Abuelsamid highlighted a 2019 open data set from the AV company Aptiv, which the AI company Scale then analyzed using two independent sources: The first considered camera data only, while the second incorporated camera plus lidar data. The Scale team found camera-only (2D) data sometimes drew inaccurate “bounding boxes” around vehicles and made poorer predictions about where those vehicles would be going in the immediate future—one of the most important functions of any self-driving system.

“While 2D annotations may look superficially accurate, they often have deeper inaccuracies hiding beneath the surface,” software engineer Nathan Hayflick of Scale wrote in a company blog about the team’s Aptiv data set research. “Inaccurate data will harm the confidence of [machine learning] models whose outputs cascade down into the vehicle’s prediction and planning software.”

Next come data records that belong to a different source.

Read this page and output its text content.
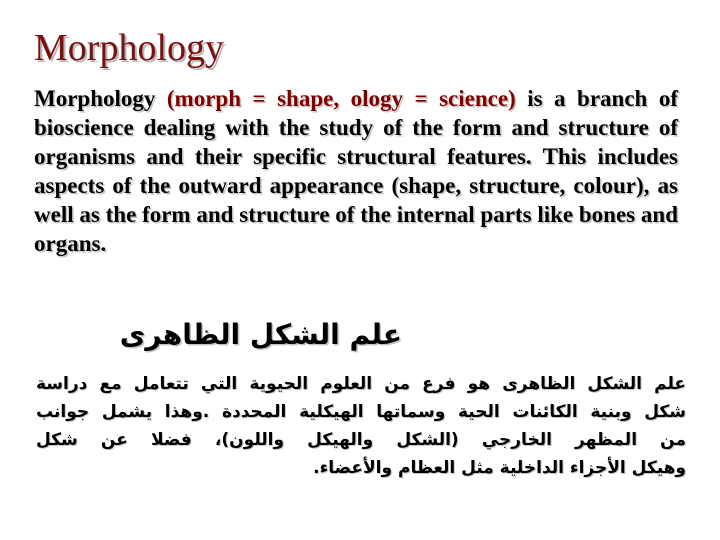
Morphology
Morphology (morph = shape, ology = science) is a branch of bioscience dealing with the study of the form and structure of organisms and their specific structural features. This includes aspects of the outward appearance (shape, structure, colour), as well as the form and structure of the internal parts like bones and organs.
علم الشكل الظاهرى
علم الشكل الظاهرى هو فرع من العلوم الحيوية التي تتعامل مع دراسة
شكل وبنية الكائنات الحية وسماتها الهيكلية المحددة .وهذا يشمل جوانب
من المظهر الخارجي (الشكل والهيكل واللون)، فضلا عن شكل
وهيكل الأجزاء الداخلية مثل العظام والأعضاء.
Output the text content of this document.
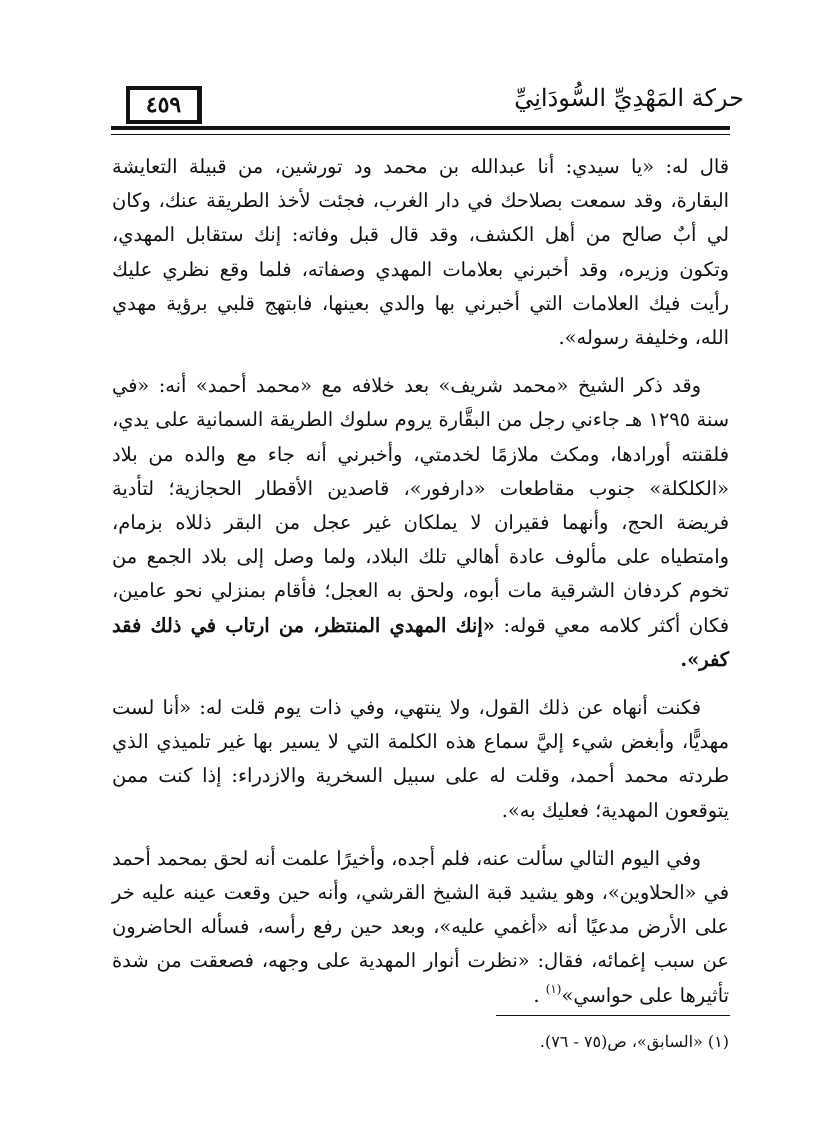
حركة المَهْدِيِّ السُّودَانِيِّ
٤٥٩

قال له: «يا سيدي: أنا عبدالله بن محمد ود تورشين، من قبيلة التعايشة البقارة، وقد سمعت بصلاحك في دار الغرب، فجئت لأخذ الطريقة عنك، وكان لي أبٌ صالح من أهل الكشف، وقد قال قبل وفاته: إنك ستقابل المهدي، وتكون وزيره، وقد أخبرني بعلامات المهدي وصفاته، فلما وقع نظري عليك رأيت فيك العلامات التي أخبرني بها والدي بعينها، فابتهج قلبي برؤية مهدي الله، وخليفة رسوله».

وقد ذكر الشيخ «محمد شريف» بعد خلافه مع «محمد أحمد» أنه: «في سنة ١٢٩٥ هـ جاءني رجل من البقَّارة يروم سلوك الطريقة السمانية على يدي، فلقنته أورادها، ومكث ملازمًا لخدمتي، وأخبرني أنه جاء مع والده من بلاد «الكلكلة» جنوب مقاطعات «دارفور»، قاصدين الأقطار الحجازية؛ لتأدية فريضة الحج، وأنهما فقيران لا يملكان غير عجل من البقر ذللاه بزمام، وامتطياه على مألوف عادة أهالي تلك البلاد، ولما وصل إلى بلاد الجمع من تخوم كردفان الشرقية مات أبوه، ولحق به العجل؛ فأقام بمنزلي نحو عامين، فكان أكثر كلامه معي قوله: «إنك المهدي المنتظر، من ارتاب في ذلك فقد كفر».

فكنت أنهاه عن ذلك القول، ولا ينتهي، وفي ذات يوم قلت له: «أنا لست مهديًّا، وأبغض شيء إليَّ سماع هذه الكلمة التي لا يسير بها غير تلميذي الذي طردته محمد أحمد، وقلت له على سبيل السخرية والازدراء: إذا كنت ممن يتوقعون المهدية؛ فعليك به».

وفي اليوم التالي سألت عنه، فلم أجده، وأخيرًا علمت أنه لحق بمحمد أحمد في «الحلاوين»، وهو يشيد قبة الشيخ القرشي، وأنه حين وقعت عينه عليه خر على الأرض مدعيًا أنه «أغمي عليه»، وبعد حين رفع رأسه، فسأله الحاضرون عن سبب إغمائه، فقال: «نظرت أنوار المهدية على وجهه، فصعقت من شدة تأثيرها على حواسي»$^{(١)}$ .

(١) «السابق»، ص(٧٥ - ٧٦).
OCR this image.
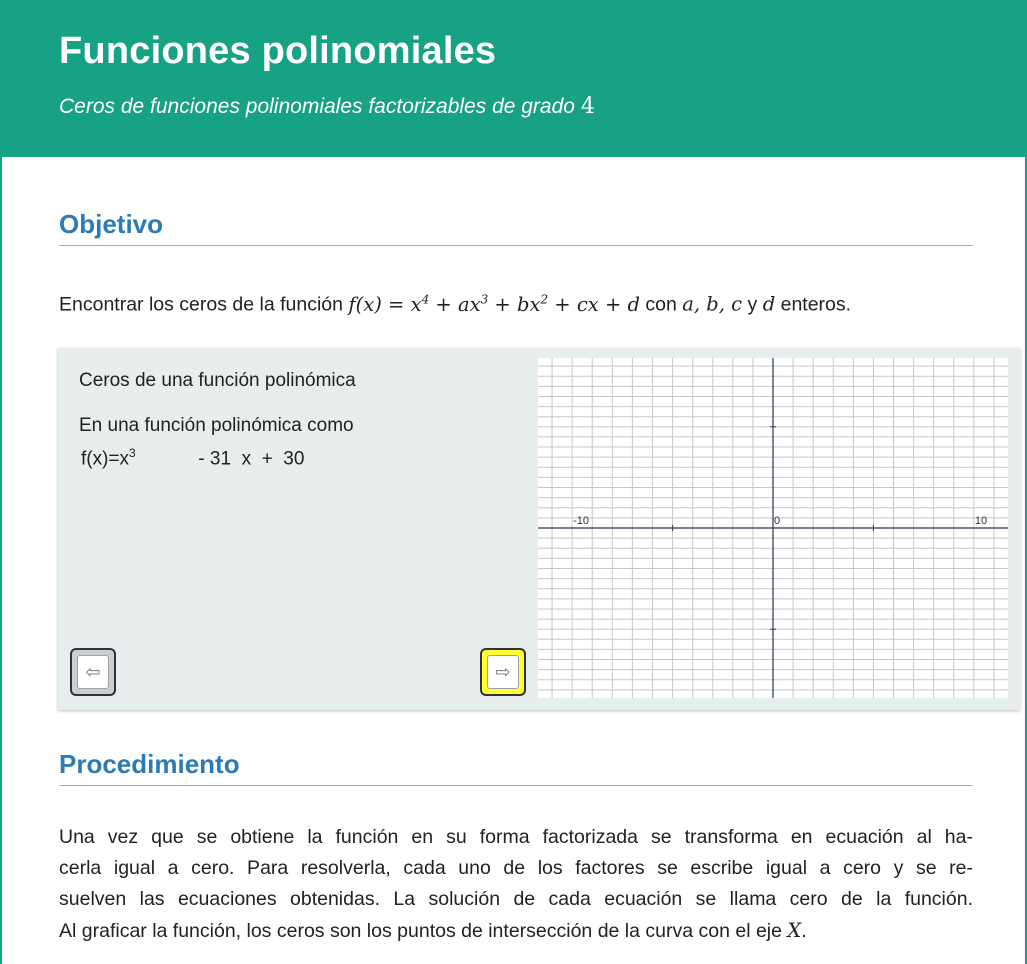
Funciones polinomiales
Ceros de funciones polinomiales factorizables de grado 4
Objetivo
Encontrar los ceros de la función $f(x) = x^4 + ax^3 + bx^2$ + cx + d con a, b, c y d enteros.
Ceros de una función polinómica
En una función polinómica como
$f(x)=x^3$	- 31  x  +  30
⇦	⇨
-10	0	10
Procedimiento
Una vez que se obtiene la función en su forma factorizada se transforma en ecuación al ha-
cerla igual a cero. Para resolverla, cada uno de los factores se escribe igual a cero y se re-
suelven las ecuaciones obtenidas. La solución de cada ecuación se llama cero de la función.
Al graficar la función, los ceros son los puntos de intersección de la curva con el eje X.
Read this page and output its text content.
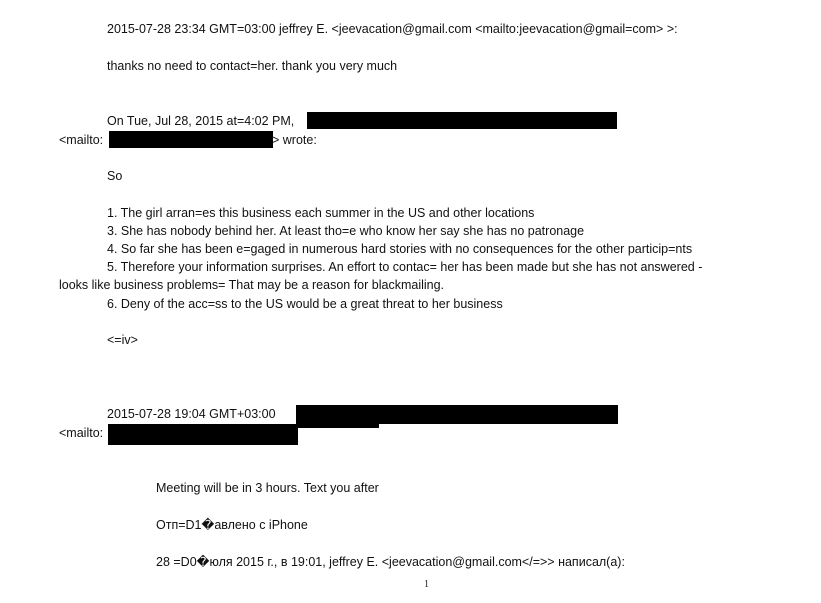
2015-07-28 23:34 GMT=03:00 jeffrey E. <jeevacation@gmail.com <mailto:jeevacation@gmail=com> >:
thanks no need to contact=her. thank you very much
On Tue, Jul 28, 2015 at=4:02 PM,
<mailto:	> wrote:
So
1. The girl arran=es this business each summer in the US and other locations
3. She has nobody behind her. At least tho=e who know her say she has no patronage
4. So far she has been e=gaged in numerous hard stories with no consequences for the other particip=nts
5. Therefore your information surprises. An effort to contac= her has been made but she has not answered -
looks like business problems= That may be a reason for blackmailing.
6. Deny of the acc=ss to the US would be a great threat to her business
<=iv>
2015-07-28 19:04 GMT+03:00
<mailto:
Meeting will be in 3 hours. Text you after
Отп=D1�авлено с iPhone
28 =D0�юля 2015 г., в 19:01, jeffrey E. <jeevacation@gmail.com</=>> написал(а):
1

Abuelsamid says Scale’s analysis of Aptiv’s data brought home the importance of building AVs with redundant and complementary sensors—and shows why Musk’s dismissal of lidar may be too glib. “The [lidar] point cloud gives you precise distance to each point on that vehicle,” he says. “So you can now much more accurately calculate the trajectory of that vehicle. You have to have that to do proper prediction.”

So how soon might the industry deliver self-driving cars to the masses? Emmanouil Chaniotakis is a lecturer in transport modeling and machine learning at University College London. Earlier this year, he and two researchers at the Technical University of Munich published a comprehensive review of all the studies they could find on the future of shared autonomous vehicles (SAVs).

They found the predictions—for robo-taxis, AV ride-hailing services, and other autonomous car-sharing possibilities—to be all over the map. One forecast had shared autonomous vehicles driving just 20 percent of all miles driven in 2040, while another model forecast them handling 70 percent of all miles driven by 2035.

So autonomous vehicles (shared or not), by some measures at least, could still be many years out. And it’s worth remembering that previous predictions proved far too optimistic.

This article appears in the May 2020 print issue as “The Road Ahead for Self-Driving Cars.”